E ciò significa che il pagamento Imu si potrà compensare con gli eventuali crediti. La nuova circolare 2012 del ministero dell’Economia spiega, infatti, che ‘Il contribuente può scegliere di utilizzare l’eventuale credito che risulta dal modello di dichiarazione 730/2012 per pagare l’Imu 2012, mediante compensazione nel modello F 24’.

Questo meccanismo può essere utilizzato da diversi contribuenti che potrebbero così compensare fra loro i crediti e i debiti con lo Stato e da chi ha crediti per altri tributi locali come, ad esempio, l’imposta sui rifiuti.

Sempre nella circolare è riportato inoltre che gli enti locali disciplinano le modalità con le quali i contribuenti possono compensare le somme a credito con quelle dovute al Comune a titolo di tributi locali.

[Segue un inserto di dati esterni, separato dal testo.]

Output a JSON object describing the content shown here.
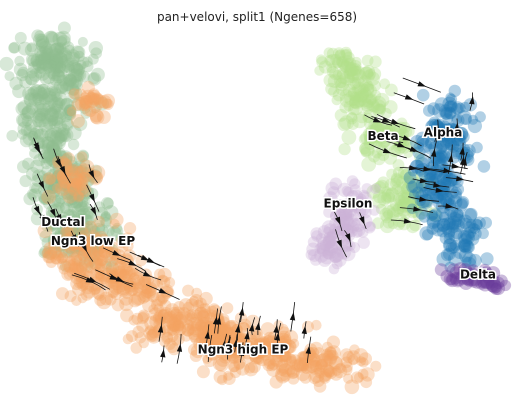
{
  "chart_data": {
    "type": "scatter",
    "title": "pan+velovi, split1 (Ngenes=658)",
    "xlabel": "",
    "ylabel": "",
    "grid": false,
    "axes_visible": false,
    "overlay": "velocity-streamlines",
    "xlim": [
      0,
      100
    ],
    "ylim": [
      0,
      100
    ],
    "clusters": [
      {
        "name": "Ductal",
        "color": "#8fbc8f",
        "label_pos": [
          11,
          47
        ],
        "blobs": [
          [
            10,
            88,
            7,
            9
          ],
          [
            8,
            74,
            5,
            11
          ],
          [
            10,
            58,
            6,
            9
          ],
          [
            14,
            45,
            7,
            8
          ],
          [
            9,
            93,
            4,
            3
          ]
        ]
      },
      {
        "name": "Ngn3 low EP",
        "color": "#f4a460",
        "label_pos": [
          17,
          42
        ],
        "blobs": [
          [
            16,
            40,
            8,
            6
          ],
          [
            22,
            32,
            9,
            6
          ],
          [
            16,
            80,
            3,
            4
          ],
          [
            13,
            60,
            4,
            5
          ]
        ]
      },
      {
        "name": "Ngn3 high EP",
        "color": "#f4a460",
        "label_pos": [
          47,
          13
        ],
        "blobs": [
          [
            35,
            22,
            9,
            6
          ],
          [
            48,
            14,
            10,
            6
          ],
          [
            62,
            10,
            9,
            5
          ],
          [
            41,
            18,
            6,
            5
          ]
        ]
      },
      {
        "name": "Beta",
        "color": "#b2df8a",
        "label_pos": [
          75,
          70
        ],
        "blobs": [
          [
            70,
            84,
            5,
            8
          ],
          [
            75,
            71,
            5,
            6
          ],
          [
            79,
            55,
            5,
            8
          ],
          [
            66,
            91,
            3,
            3
          ]
        ]
      },
      {
        "name": "Alpha",
        "color": "#1f78b4",
        "label_pos": [
          87,
          71
        ],
        "blobs": [
          [
            88,
            73,
            5,
            8
          ],
          [
            86,
            58,
            5,
            9
          ],
          [
            90,
            45,
            4,
            7
          ]
        ]
      },
      {
        "name": "Epsilon",
        "color": "#cab2d6",
        "label_pos": [
          68,
          52
        ],
        "blobs": [
          [
            68,
            50,
            4,
            8
          ],
          [
            64,
            42,
            3,
            5
          ]
        ]
      },
      {
        "name": "Delta",
        "color": "#6a3d9a",
        "label_pos": [
          94,
          33
        ],
        "blobs": [
          [
            92,
            34,
            4,
            2
          ],
          [
            96,
            32,
            3,
            2
          ]
        ]
      }
    ]
  }
}
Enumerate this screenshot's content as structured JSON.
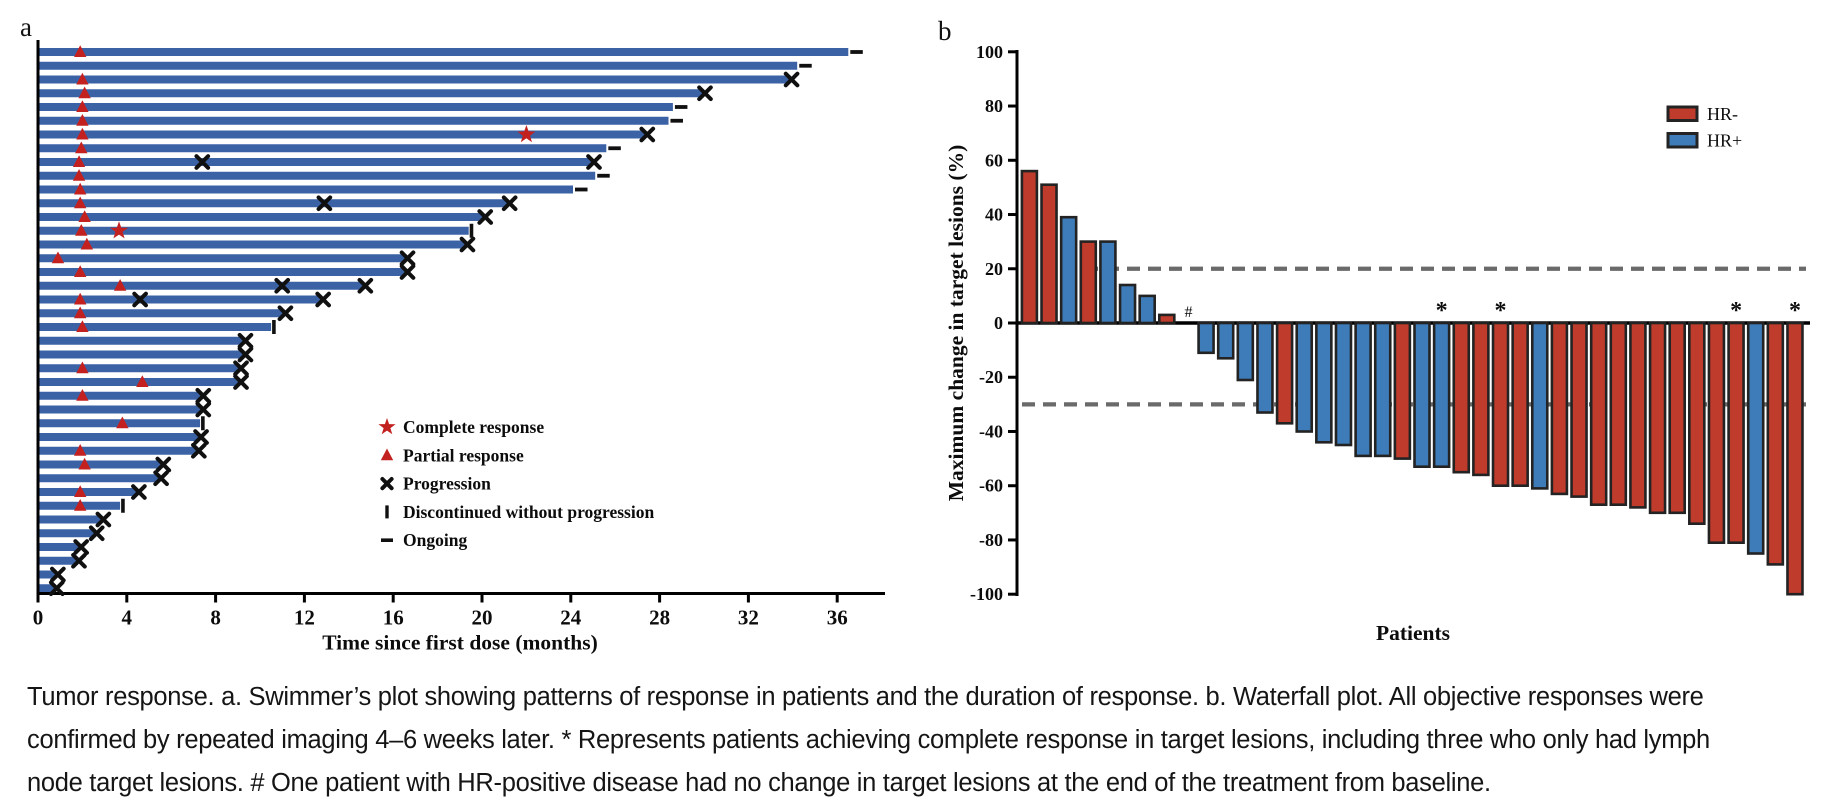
{
  "panels": {
    "a": {
      "label": "a"
    },
    "b": {
      "label": "b"
    }
  },
  "caption": {
    "lines": [
      "Tumor response. a. Swimmer’s plot showing patterns of response in patients and the duration of response. b. Waterfall plot. All objective responses were",
      "confirmed by repeated imaging 4–6 weeks later. * Represents patients achieving complete response in target lesions, including three who only had lymph",
      "node target lesions. # One patient with HR-positive disease had no change in target lesions at the end of the treatment from baseline."
    ]
  },
  "colors": {
    "swimmer_bar": "#3a62a5",
    "response_red": "#c32120",
    "marker_black": "#101010",
    "hr_neg": "#bf3b2b",
    "hr_pos": "#3d7cb8",
    "bar_outline": "#232323",
    "dashed_line": "#6a6a6a",
    "axis": "#000000"
  },
  "chart_data": [
    {
      "type": "swimmer",
      "xlabel": "Time since first dose (months)",
      "x_ticks": [
        0,
        4,
        8,
        12,
        16,
        20,
        24,
        28,
        32,
        36
      ],
      "xlim": [
        0,
        38
      ],
      "x_unit": "months",
      "legend": [
        {
          "marker": "star",
          "label": "Complete response"
        },
        {
          "marker": "triangle",
          "label": "Partial response"
        },
        {
          "marker": "x",
          "label": "Progression"
        },
        {
          "marker": "bar",
          "label": "Discontinued without progression"
        },
        {
          "marker": "dash",
          "label": "Ongoing"
        }
      ],
      "bars": [
        {
          "duration": 36.5,
          "end": "ongoing",
          "partial_response_at": 1.9
        },
        {
          "duration": 34.2,
          "end": "ongoing"
        },
        {
          "duration": 33.9,
          "end": "progression",
          "partial_response_at": 2.0
        },
        {
          "duration": 30.0,
          "end": "progression",
          "partial_response_at": 2.1
        },
        {
          "duration": 28.6,
          "end": "ongoing",
          "partial_response_at": 2.0
        },
        {
          "duration": 28.4,
          "end": "ongoing",
          "partial_response_at": 2.0
        },
        {
          "duration": 27.4,
          "end": "progression",
          "partial_response_at": 2.0,
          "complete_response_at": 22.0
        },
        {
          "duration": 25.6,
          "end": "ongoing",
          "partial_response_at": 1.95
        },
        {
          "duration": 25.0,
          "end": "progression",
          "partial_response_at": 1.85,
          "progression_marks": [
            7.4
          ]
        },
        {
          "duration": 25.1,
          "end": "ongoing",
          "partial_response_at": 1.85
        },
        {
          "duration": 24.1,
          "end": "ongoing",
          "partial_response_at": 1.9
        },
        {
          "duration": 21.2,
          "end": "progression",
          "partial_response_at": 1.9,
          "progression_marks": [
            12.9
          ]
        },
        {
          "duration": 20.1,
          "end": "progression",
          "partial_response_at": 2.1
        },
        {
          "duration": 19.4,
          "end": "discontinued",
          "partial_response_at": 1.95,
          "complete_response_at": 3.65
        },
        {
          "duration": 19.3,
          "end": "progression",
          "partial_response_at": 2.2
        },
        {
          "duration": 16.6,
          "end": "progression",
          "partial_response_at": 0.9
        },
        {
          "duration": 16.6,
          "end": "progression",
          "partial_response_at": 1.9
        },
        {
          "duration": 14.7,
          "end": "progression",
          "partial_response_at": 3.7,
          "progression_marks": [
            11.0
          ]
        },
        {
          "duration": 12.8,
          "end": "progression",
          "partial_response_at": 1.9,
          "progression_marks": [
            4.6
          ]
        },
        {
          "duration": 11.1,
          "end": "progression",
          "partial_response_at": 1.9
        },
        {
          "duration": 10.5,
          "end": "discontinued",
          "partial_response_at": 2.0
        },
        {
          "duration": 9.3,
          "end": "progression"
        },
        {
          "duration": 9.3,
          "end": "progression"
        },
        {
          "duration": 9.1,
          "end": "progression",
          "partial_response_at": 2.0
        },
        {
          "duration": 9.1,
          "end": "progression",
          "partial_response_at": 4.7
        },
        {
          "duration": 7.4,
          "end": "progression",
          "partial_response_at": 2.0
        },
        {
          "duration": 7.4,
          "end": "progression"
        },
        {
          "duration": 7.3,
          "end": "discontinued",
          "partial_response_at": 3.8
        },
        {
          "duration": 7.3,
          "end": "progression"
        },
        {
          "duration": 7.2,
          "end": "progression",
          "partial_response_at": 1.9
        },
        {
          "duration": 5.6,
          "end": "progression",
          "partial_response_at": 2.1
        },
        {
          "duration": 5.5,
          "end": "progression"
        },
        {
          "duration": 4.5,
          "end": "progression",
          "partial_response_at": 1.9
        },
        {
          "duration": 3.7,
          "end": "discontinued",
          "partial_response_at": 1.9
        },
        {
          "duration": 2.9,
          "end": "progression"
        },
        {
          "duration": 2.6,
          "end": "progression"
        },
        {
          "duration": 1.9,
          "end": "progression"
        },
        {
          "duration": 1.8,
          "end": "progression"
        },
        {
          "duration": 0.85,
          "end": "progression"
        },
        {
          "duration": 0.8,
          "end": "progression"
        }
      ]
    },
    {
      "type": "waterfall",
      "xlabel": "Patients",
      "ylabel": "Maximum change in target lesions (%)",
      "y_ticks": [
        100,
        80,
        60,
        40,
        20,
        0,
        -20,
        -40,
        -60,
        -80,
        -100
      ],
      "ylim": [
        -100,
        100
      ],
      "reference_lines": [
        20,
        -30
      ],
      "legend": [
        {
          "label": "HR-",
          "color_key": "hr_neg"
        },
        {
          "label": "HR+",
          "color_key": "hr_pos"
        }
      ],
      "patients": [
        {
          "value": 56,
          "hr": "HR-"
        },
        {
          "value": 51,
          "hr": "HR-"
        },
        {
          "value": 39,
          "hr": "HR+"
        },
        {
          "value": 30,
          "hr": "HR-"
        },
        {
          "value": 30,
          "hr": "HR+"
        },
        {
          "value": 14,
          "hr": "HR+"
        },
        {
          "value": 10,
          "hr": "HR+"
        },
        {
          "value": 3,
          "hr": "HR-"
        },
        {
          "value": 0,
          "hr": "HR+",
          "annotation": "#"
        },
        {
          "value": -11,
          "hr": "HR+"
        },
        {
          "value": -13,
          "hr": "HR+"
        },
        {
          "value": -21,
          "hr": "HR+"
        },
        {
          "value": -33,
          "hr": "HR+"
        },
        {
          "value": -37,
          "hr": "HR-"
        },
        {
          "value": -40,
          "hr": "HR+"
        },
        {
          "value": -44,
          "hr": "HR+"
        },
        {
          "value": -45,
          "hr": "HR+"
        },
        {
          "value": -49,
          "hr": "HR+"
        },
        {
          "value": -49,
          "hr": "HR+"
        },
        {
          "value": -50,
          "hr": "HR-"
        },
        {
          "value": -53,
          "hr": "HR+"
        },
        {
          "value": -53,
          "hr": "HR+",
          "annotation": "*"
        },
        {
          "value": -55,
          "hr": "HR-"
        },
        {
          "value": -56,
          "hr": "HR-"
        },
        {
          "value": -60,
          "hr": "HR-",
          "annotation": "*"
        },
        {
          "value": -60,
          "hr": "HR-"
        },
        {
          "value": -61,
          "hr": "HR+"
        },
        {
          "value": -63,
          "hr": "HR-"
        },
        {
          "value": -64,
          "hr": "HR-"
        },
        {
          "value": -67,
          "hr": "HR-"
        },
        {
          "value": -67,
          "hr": "HR-"
        },
        {
          "value": -68,
          "hr": "HR-"
        },
        {
          "value": -70,
          "hr": "HR-"
        },
        {
          "value": -70,
          "hr": "HR-"
        },
        {
          "value": -74,
          "hr": "HR-"
        },
        {
          "value": -81,
          "hr": "HR-"
        },
        {
          "value": -81,
          "hr": "HR-",
          "annotation": "*"
        },
        {
          "value": -85,
          "hr": "HR+"
        },
        {
          "value": -89,
          "hr": "HR-"
        },
        {
          "value": -100,
          "hr": "HR-",
          "annotation": "*"
        }
      ]
    }
  ]
}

Questo sistema potrebbe però creare qualche problema poichè se il 730 2012 è stato già fatto, bisogna rivederlo inserendo l’imu con problemi per contribuenti e caf e commercialisti; le aliquote comuni non sono già state decise in tutti i comuni, quindi magari il credito del 730 2011 basta per pagare l’acconto e non per l’aliquota finale; infine, proprio aliquota finale dei comuni potrà essere ritoccata all’insù e quindi il credito potrebbe non bastare più. 

Il documento del ministero, infatti, ricorda anche che i Comuni potranno alzare o abbassare le aliquote standard fissate dallo Stato, 4 per mille sulla prima casa, 7,6 per mille sulla seconda, rispettivamente del 2 e del 3 per mille. il quadro I, nel modello 730/2012 per i redditi 2011.

Per utilizzare il credito in compensazione, il contribuente deve compilare e presentare alla banca o all’ufficio postale il modello di pagamento F24 e nel modello 730 dovrà poi essere compilato il quadro I (IMU) se il contribuente sceglie appunto di utilizzare l’eventuale credito che risulta dal modello di dichiarazione 730/2012 per pagare l’Imu dovuta per l’anno 2012, mediante compensazione nel modello F24.

Se dalla liquidazione della dichiarazione risulta un credito superiore all’importo Imu da pagare, il credito eccedente sarà rimborsato dal sostituto d’imposta; se invece il credito che risulta dalla dichiarazione è inferiore all’importo Imu indicato, il contribuente potrà utilizzare il credito ma sarà necessario versare la differenza per la restante parte dell’Imu dovuta.

In caso di presentazione del modello 730 integrativo il contribuente, che nel modello 730 originario ha compilato il quadro Imu e che entro la data di presentazione del modello 730 integrativo ha già utilizzato in compensazione nel modello F24 il credito che risulta dalla dichiarazione originaria, deve indicare nel quadro Imu del modello 730 integrativo un importo non inferiore al credito già utilizzato in compensazione.